Annual Tribal Consultation on Violence Against Native Women As Mandated Under the VAWA 2005, Safety for Indian Women Title August 21-22, 2018, Sioux Falls, South Dakota

“Under the consultation mandate, the federal departments—Departments of Justice, Health and Human Services, and Interior-must each consult annually with Indian nations on issues concerning the safety of Indian women. To continue to increase protections for Native women, Indian nations need to continuously identify the roadblocks and solutions that will allows us as governments to protect women.” —Juana Majel, Co-Chair, NCAI Task Force on Violence Against Women.

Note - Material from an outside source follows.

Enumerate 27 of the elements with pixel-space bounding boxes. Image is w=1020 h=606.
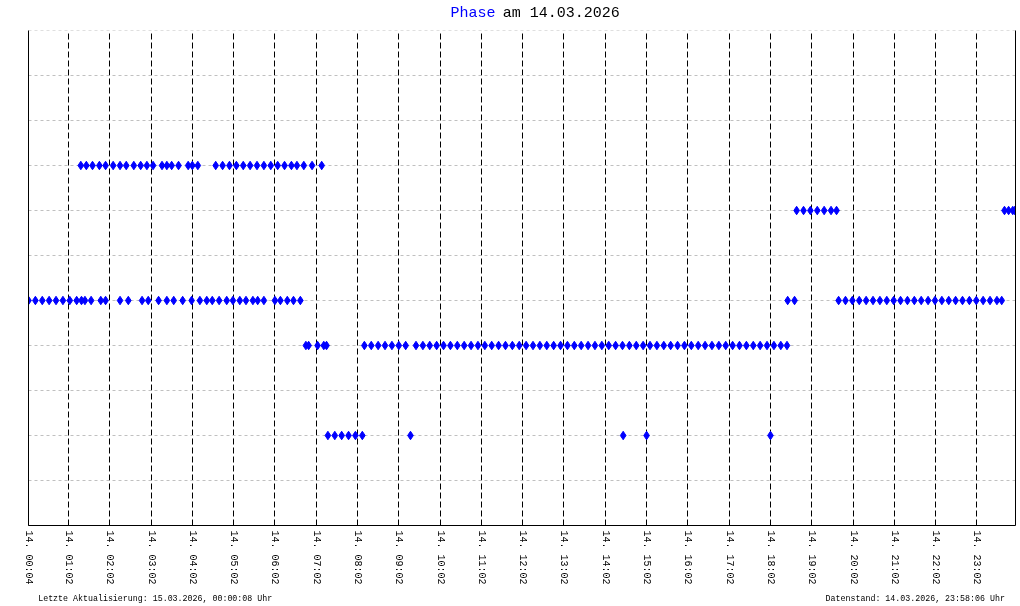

The 2018 annual consultation held in Sioux Falls marked 12 years of annual consultations between Indian tribes and federal departments on violence against Native women. These consultations have driven federal legislative and policy reform for more than a decade and resulted in major changes to increase the safety of Indian women. This nation-to-nation engagement provides an avenue for Indian tribes and the United States to discuss matters that at a foundational level prevent tribal governments from providing safety for women.

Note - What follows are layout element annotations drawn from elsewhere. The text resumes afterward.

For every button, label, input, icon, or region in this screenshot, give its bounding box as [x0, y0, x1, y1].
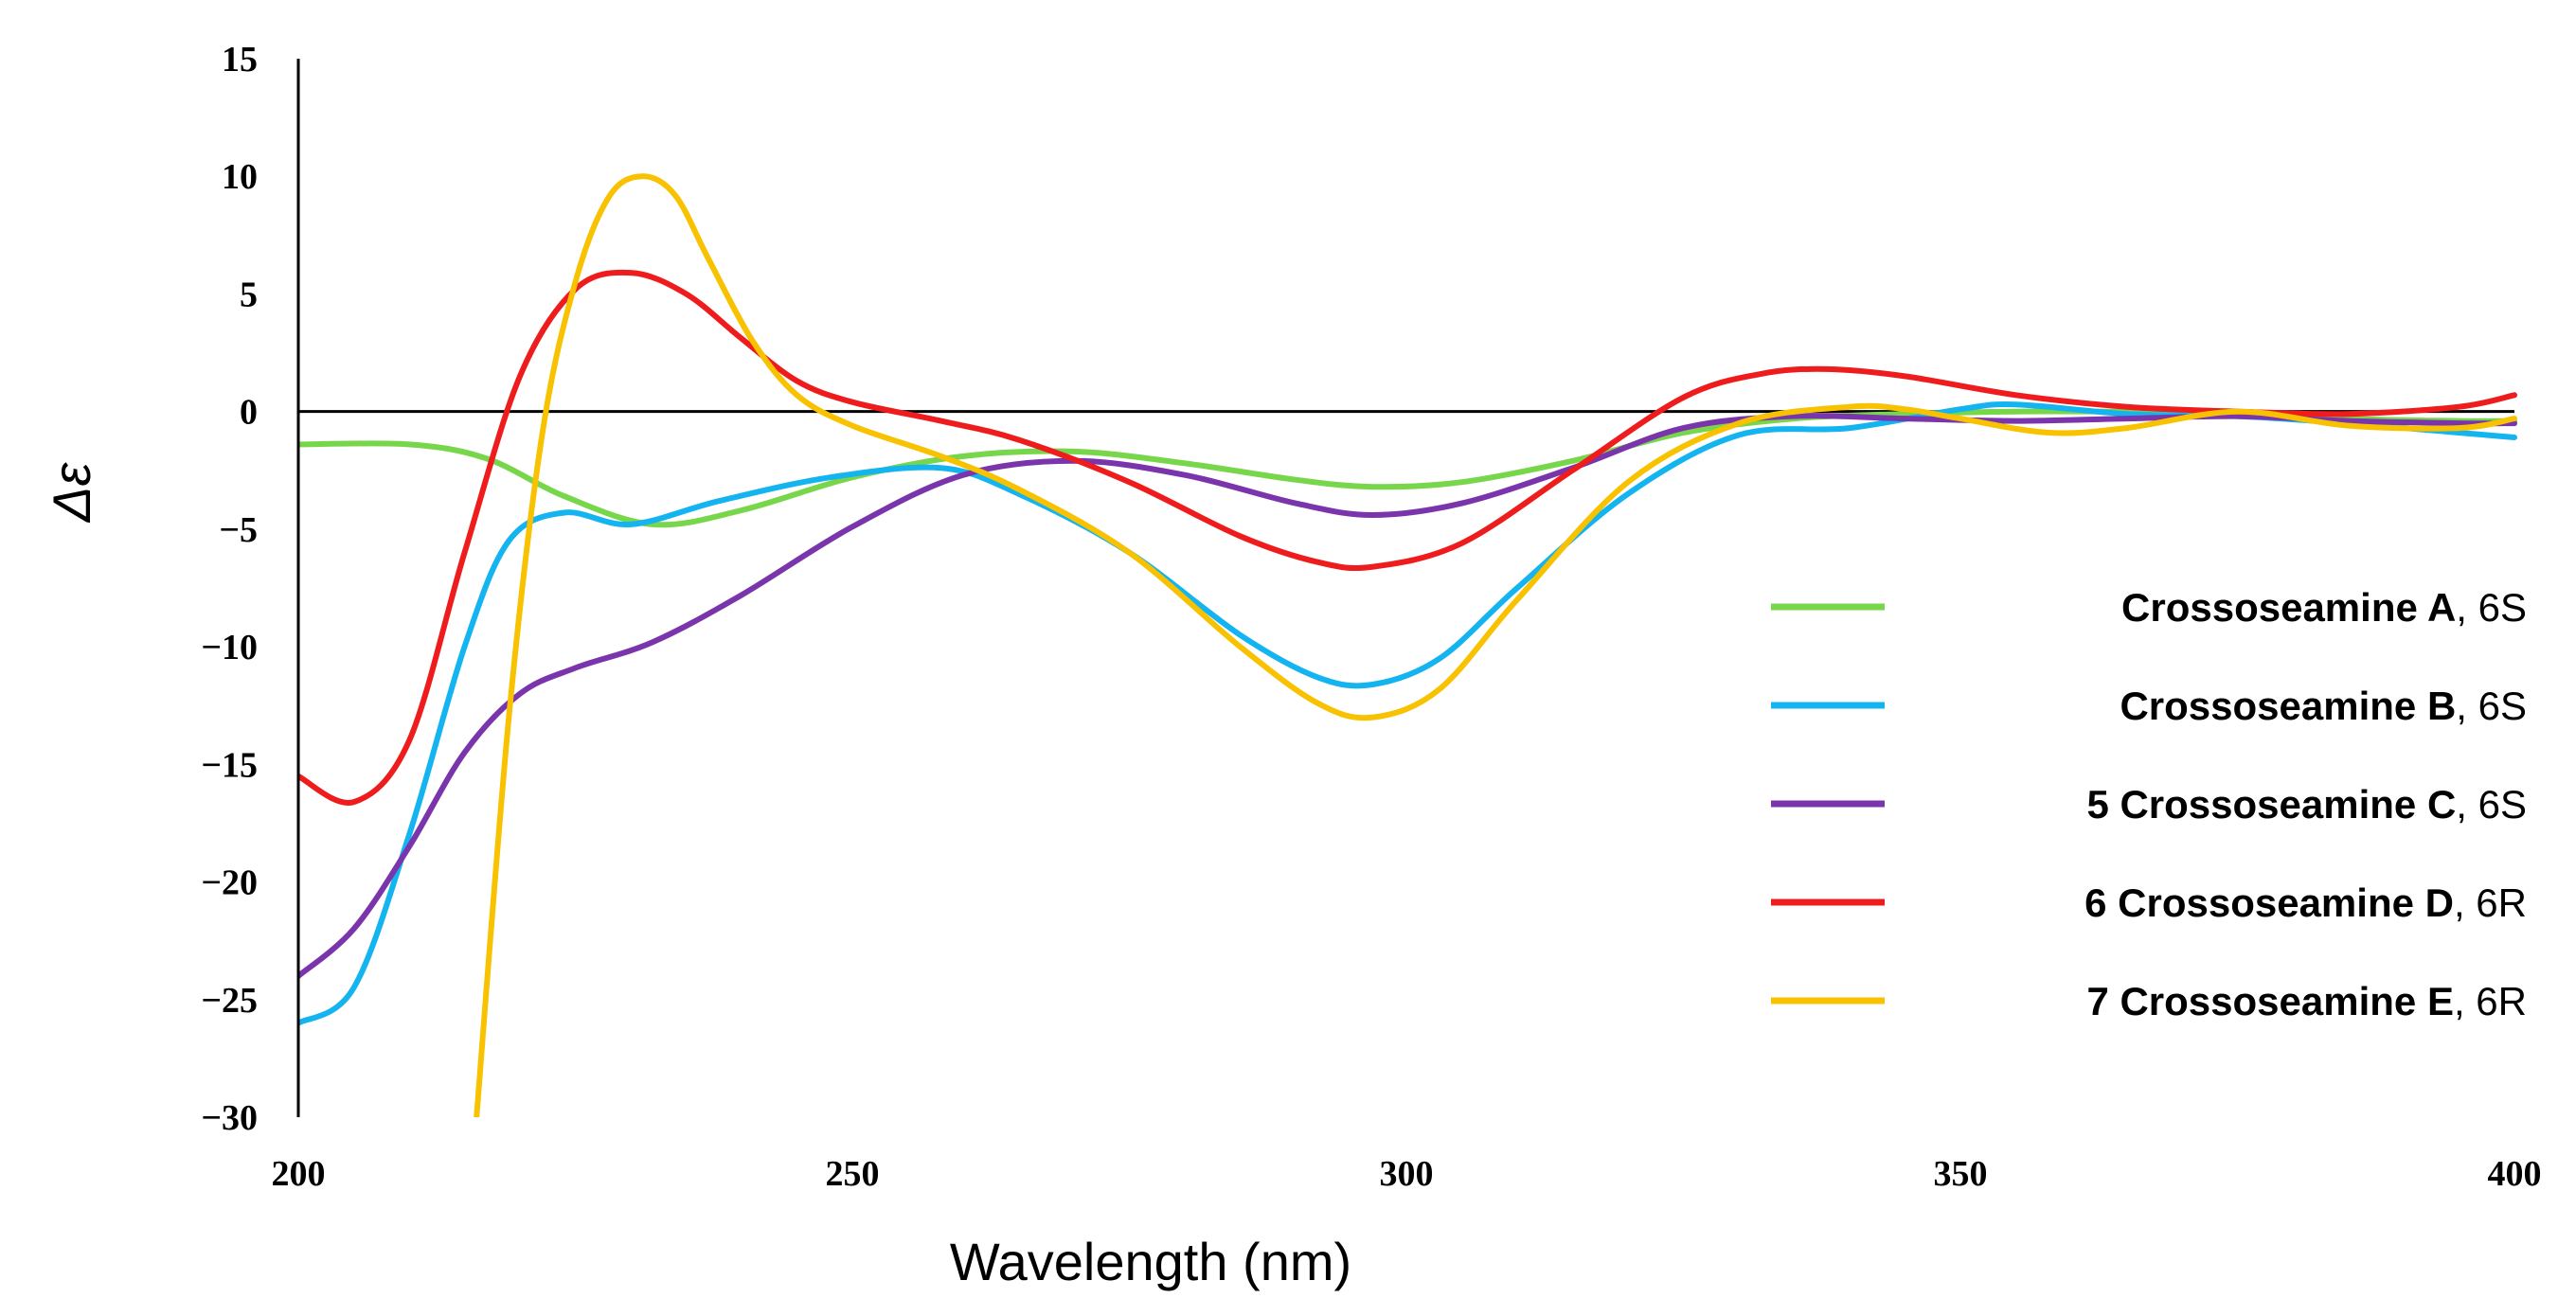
- legend-label: Crossoseamine B, 6S: [2120, 684, 2527, 728]
- y-tick-label: −20: [201, 863, 258, 903]
- legend-label: 6 Crossoseamine D, 6R: [2084, 880, 2527, 925]
- y-tick-label: 0: [240, 393, 258, 433]
- series-line-crossoseamine-c: [298, 413, 2517, 979]
- y-tick-label: −25: [201, 981, 258, 1021]
- legend-label: 5 Crossoseamine C, 6S: [2086, 782, 2527, 827]
- series-line-crossoseamine-d: [298, 269, 2517, 806]
- x-tick-label: 400: [2488, 1154, 2542, 1194]
- legend-label: 7 Crossoseamine E, 6R: [2086, 979, 2527, 1023]
- y-tick-label: −5: [219, 510, 258, 550]
- series-line-crossoseamine-e: [474, 173, 2517, 1117]
- series-lines: [298, 173, 2517, 1117]
- y-tick-label: −15: [201, 745, 258, 785]
- legend-label: Crossoseamine A, 6S: [2121, 585, 2527, 630]
- x-tick-label: 250: [826, 1154, 880, 1194]
- x-tick-labels: 200 250 300 350 400: [272, 1154, 2542, 1194]
- y-axis-title: Δε: [42, 462, 101, 525]
- y-tick-label: −30: [201, 1098, 258, 1138]
- x-tick-label: 300: [1380, 1154, 1434, 1194]
- x-axis-title: Wavelength (nm): [950, 1232, 1351, 1291]
- series-line-crossoseamine-b: [298, 401, 2517, 1026]
- x-tick-label: 350: [1934, 1154, 1988, 1194]
- legend: Crossoseamine A, 6S Crossoseamine B, 6S 5 …: [1771, 585, 2527, 1023]
- series-line-crossoseamine-a: [298, 408, 2517, 528]
- y-tick-label: 15: [222, 40, 258, 80]
- x-tick-label: 200: [272, 1154, 326, 1194]
- y-tick-label: −10: [201, 628, 258, 667]
- y-tick-labels: 15 10 5 0 −5 −10 −15 −20 −25 −30: [201, 40, 258, 1138]
- y-tick-label: 5: [240, 275, 258, 314]
- y-tick-label: 10: [222, 157, 258, 197]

At the 2018 consultation in Sioux Falls Indian tribes presented the legal, policy, and administrative issues preventing their tribal governments from safeguarding the lives of Indian women. Many of the barriers identified by tribal leaders were legal ones—existing laws passed by Congress, U.S. Supreme Court rulings from decades ago, or administrative policies of federal departments. Tribal leaders highlighted priority concerns including:

  • amendments to 25 USC 1304 that will address jurisdictional gaps and help ensure that the tribal domestic violence criminal jurisdiction provision included in VAWA 2013 is able to achieve its purpose;
  • the creation of a permanent authorization for DOJ’s Tribal Access toNational Crime Information Program and opening the program to be inclusive of all Indian tribes;
  • improving the justice response to cases of missing and murdered women in tribal communities; and
  • legal barriers, in conflict with the purposes of the VAWA, preventing certain Indian tribes from protecting Native women such as in the states of Maine and Alaska.